A OMC, em sua argumentação, deu razão ao fato de que um país pode aplicar leis ambientais como forma de barrar a entrada de um produto. Mas, caso tenha a lei, precisaria aplicar a todos os países. Além disso, não poderia permitir que liminares autorizem a importação.

Para advogados, o Brasil teria duas opções a partir de agora. A primeira seria bloquear todos os pneus recauchutados de todos os países. Para isso, precisaria impedir importação do Uruguai. E teria de acabar com as liminares, o que envolveria coordenação entre Justiça e Ministério do Meio Ambiente. A segunda opção seria abrir o mercado, como querem os europeus, e criar um sistema para lidar com o produto.
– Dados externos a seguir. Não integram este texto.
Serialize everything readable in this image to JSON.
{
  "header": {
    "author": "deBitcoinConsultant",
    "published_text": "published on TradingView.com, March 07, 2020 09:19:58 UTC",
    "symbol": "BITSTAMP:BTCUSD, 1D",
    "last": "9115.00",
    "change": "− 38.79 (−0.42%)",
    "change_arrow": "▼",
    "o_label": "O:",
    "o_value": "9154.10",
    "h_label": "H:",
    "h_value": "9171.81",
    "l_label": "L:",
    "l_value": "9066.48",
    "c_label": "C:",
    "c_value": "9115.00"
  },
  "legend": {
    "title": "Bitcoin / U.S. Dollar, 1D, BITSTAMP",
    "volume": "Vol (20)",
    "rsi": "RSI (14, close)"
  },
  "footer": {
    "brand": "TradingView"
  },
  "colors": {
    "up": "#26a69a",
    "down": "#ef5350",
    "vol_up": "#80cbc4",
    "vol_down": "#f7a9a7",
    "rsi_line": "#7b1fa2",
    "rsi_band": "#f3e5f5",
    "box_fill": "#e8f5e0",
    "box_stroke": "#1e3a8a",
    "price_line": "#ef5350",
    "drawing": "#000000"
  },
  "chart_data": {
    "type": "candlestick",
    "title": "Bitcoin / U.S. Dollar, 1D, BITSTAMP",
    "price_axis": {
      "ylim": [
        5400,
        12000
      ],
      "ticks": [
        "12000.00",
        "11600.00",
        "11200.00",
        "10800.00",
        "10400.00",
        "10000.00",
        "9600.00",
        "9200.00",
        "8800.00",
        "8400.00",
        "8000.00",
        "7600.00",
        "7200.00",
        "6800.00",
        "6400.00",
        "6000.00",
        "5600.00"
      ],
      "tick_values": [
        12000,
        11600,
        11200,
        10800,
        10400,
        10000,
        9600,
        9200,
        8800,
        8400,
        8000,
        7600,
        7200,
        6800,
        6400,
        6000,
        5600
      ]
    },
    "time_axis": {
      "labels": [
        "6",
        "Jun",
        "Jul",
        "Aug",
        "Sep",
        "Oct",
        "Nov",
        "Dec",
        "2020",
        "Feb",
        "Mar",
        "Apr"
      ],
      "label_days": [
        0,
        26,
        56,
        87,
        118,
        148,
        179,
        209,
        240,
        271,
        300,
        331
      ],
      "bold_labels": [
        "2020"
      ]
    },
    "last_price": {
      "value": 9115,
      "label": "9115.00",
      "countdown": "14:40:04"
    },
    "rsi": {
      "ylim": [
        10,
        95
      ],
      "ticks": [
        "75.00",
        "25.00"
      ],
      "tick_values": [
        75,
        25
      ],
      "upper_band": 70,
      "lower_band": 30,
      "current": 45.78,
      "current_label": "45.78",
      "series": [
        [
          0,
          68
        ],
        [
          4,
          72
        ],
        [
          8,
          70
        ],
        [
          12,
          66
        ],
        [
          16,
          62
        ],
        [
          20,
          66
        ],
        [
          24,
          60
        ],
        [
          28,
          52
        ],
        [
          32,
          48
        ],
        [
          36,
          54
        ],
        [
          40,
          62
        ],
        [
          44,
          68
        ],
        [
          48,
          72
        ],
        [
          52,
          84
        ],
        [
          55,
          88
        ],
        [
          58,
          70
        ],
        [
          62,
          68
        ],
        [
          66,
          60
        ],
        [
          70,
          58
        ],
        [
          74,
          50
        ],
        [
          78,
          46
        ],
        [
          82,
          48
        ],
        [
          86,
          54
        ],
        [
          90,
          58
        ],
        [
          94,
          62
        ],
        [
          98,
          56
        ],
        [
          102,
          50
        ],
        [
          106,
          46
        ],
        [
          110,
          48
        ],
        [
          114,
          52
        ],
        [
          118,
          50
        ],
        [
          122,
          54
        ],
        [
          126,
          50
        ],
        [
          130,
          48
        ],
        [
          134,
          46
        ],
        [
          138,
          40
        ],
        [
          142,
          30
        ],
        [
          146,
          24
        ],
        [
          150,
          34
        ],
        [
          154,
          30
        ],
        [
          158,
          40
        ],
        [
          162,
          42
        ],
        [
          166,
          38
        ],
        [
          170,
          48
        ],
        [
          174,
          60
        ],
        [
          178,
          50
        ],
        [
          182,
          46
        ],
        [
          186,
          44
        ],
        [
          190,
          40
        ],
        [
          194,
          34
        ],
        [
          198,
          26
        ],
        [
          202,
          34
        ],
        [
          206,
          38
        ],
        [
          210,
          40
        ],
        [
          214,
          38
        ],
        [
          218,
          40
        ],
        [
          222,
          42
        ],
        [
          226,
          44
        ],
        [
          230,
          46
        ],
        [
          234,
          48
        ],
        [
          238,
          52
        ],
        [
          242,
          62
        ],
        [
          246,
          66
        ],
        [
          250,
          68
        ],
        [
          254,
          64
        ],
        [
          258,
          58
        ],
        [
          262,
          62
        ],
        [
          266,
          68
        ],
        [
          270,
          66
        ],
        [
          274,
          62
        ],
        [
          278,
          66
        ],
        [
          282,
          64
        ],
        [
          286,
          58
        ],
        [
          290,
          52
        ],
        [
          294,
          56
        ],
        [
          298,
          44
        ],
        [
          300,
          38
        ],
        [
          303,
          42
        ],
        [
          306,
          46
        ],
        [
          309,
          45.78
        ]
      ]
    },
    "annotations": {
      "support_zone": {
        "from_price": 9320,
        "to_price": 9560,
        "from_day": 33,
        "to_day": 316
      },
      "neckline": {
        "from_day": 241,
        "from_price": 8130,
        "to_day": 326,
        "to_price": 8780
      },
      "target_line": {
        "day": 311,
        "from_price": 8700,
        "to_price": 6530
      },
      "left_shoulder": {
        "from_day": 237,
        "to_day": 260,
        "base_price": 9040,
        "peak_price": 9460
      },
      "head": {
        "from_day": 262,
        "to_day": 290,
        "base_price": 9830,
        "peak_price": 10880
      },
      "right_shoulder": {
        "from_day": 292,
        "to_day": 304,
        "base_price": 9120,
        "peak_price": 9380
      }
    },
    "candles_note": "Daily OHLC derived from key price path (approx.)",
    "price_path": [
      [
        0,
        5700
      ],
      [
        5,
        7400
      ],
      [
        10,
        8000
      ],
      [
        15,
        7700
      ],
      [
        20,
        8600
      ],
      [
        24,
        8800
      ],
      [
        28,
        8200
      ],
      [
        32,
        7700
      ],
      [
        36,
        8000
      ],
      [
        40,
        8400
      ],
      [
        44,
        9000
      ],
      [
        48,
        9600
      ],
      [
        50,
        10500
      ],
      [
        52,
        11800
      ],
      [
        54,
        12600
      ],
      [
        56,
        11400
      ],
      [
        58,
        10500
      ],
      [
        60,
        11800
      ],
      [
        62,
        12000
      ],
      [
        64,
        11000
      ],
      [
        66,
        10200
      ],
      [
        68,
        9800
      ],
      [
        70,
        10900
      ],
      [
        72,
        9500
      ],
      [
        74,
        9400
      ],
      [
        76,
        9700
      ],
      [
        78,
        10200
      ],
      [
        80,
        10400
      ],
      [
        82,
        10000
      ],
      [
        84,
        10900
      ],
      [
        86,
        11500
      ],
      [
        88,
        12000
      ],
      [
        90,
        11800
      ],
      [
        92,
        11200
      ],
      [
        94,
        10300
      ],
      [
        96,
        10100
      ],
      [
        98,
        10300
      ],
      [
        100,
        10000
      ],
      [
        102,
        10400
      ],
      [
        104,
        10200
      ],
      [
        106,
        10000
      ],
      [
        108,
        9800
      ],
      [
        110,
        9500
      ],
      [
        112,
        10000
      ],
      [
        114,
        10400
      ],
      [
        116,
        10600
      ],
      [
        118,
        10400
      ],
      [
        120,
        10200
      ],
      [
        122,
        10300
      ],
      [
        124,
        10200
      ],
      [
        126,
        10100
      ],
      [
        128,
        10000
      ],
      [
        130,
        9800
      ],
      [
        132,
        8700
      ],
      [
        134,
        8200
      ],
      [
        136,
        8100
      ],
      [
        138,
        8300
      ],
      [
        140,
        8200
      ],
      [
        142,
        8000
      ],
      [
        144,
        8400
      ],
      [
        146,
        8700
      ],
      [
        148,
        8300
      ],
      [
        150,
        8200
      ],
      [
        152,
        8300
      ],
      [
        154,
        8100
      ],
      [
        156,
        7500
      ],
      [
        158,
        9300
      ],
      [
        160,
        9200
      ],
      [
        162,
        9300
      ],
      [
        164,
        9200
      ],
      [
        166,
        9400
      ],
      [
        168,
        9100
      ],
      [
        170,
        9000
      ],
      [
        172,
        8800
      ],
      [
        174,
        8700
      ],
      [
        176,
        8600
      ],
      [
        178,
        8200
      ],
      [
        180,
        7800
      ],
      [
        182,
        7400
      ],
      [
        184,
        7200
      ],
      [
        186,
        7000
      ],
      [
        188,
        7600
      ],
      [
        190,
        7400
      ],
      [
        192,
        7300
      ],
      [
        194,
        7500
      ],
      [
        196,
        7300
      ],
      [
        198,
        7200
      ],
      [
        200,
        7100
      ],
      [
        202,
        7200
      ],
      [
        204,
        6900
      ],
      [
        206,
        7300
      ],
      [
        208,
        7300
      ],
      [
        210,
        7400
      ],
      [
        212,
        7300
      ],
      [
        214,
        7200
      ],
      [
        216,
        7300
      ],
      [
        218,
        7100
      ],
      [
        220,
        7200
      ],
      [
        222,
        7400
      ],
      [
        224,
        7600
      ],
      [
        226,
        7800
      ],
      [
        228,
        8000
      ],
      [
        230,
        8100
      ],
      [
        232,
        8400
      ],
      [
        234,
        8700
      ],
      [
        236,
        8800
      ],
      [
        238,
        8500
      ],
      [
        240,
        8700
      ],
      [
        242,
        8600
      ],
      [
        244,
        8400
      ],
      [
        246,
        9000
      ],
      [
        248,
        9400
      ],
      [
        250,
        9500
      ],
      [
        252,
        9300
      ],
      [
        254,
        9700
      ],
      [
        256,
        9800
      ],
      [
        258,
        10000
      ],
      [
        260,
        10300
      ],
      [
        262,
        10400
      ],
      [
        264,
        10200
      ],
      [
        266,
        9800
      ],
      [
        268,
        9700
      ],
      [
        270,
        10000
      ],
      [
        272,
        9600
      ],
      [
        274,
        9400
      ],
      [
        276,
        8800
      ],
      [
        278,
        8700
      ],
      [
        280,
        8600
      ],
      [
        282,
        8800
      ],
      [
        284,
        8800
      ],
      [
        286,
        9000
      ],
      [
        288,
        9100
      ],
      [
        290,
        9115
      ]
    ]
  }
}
O ministro das Relações Exteriores, Celso Amorim, questionou o enfoque dado pela imprensa à decisão. 'É uma interpretação da União Européia que os jornalistas brasileiros 'compram' imediatamente.' Segundo ele, o relatório é 'muito favorável' à tese brasileira. 'Nos protege e acata a nossa argumentação de que razões de meio ambiente podem ser invocadas', afirmou.

Em Genebra, a disputa está sendo tratada com cautela pelo impacto que pode ter, principalmente entre ambientalistas. A UE, porém, atacou o Brasil, acusando o governo de estar tentando desviar a atenção da disputa e usando argumentos 'equivocados' para legitimar suas medidas. 'Nossa disputa é industrial, não ambiental', disse um porta-voz da Europa. Bruxelas classificou de 'lamentável' o comportamento do governo de 'usar motivos ambientais' para justificar seus argumentos.

Para explicar o caso, o deputado Fernando Gabeira (PV-RJ) convidará o diretor do Departamento Econômico do Itamaraty, ministro Roberto Azevedo, a comparecer à Comissão de Meio Ambiente da Câmara.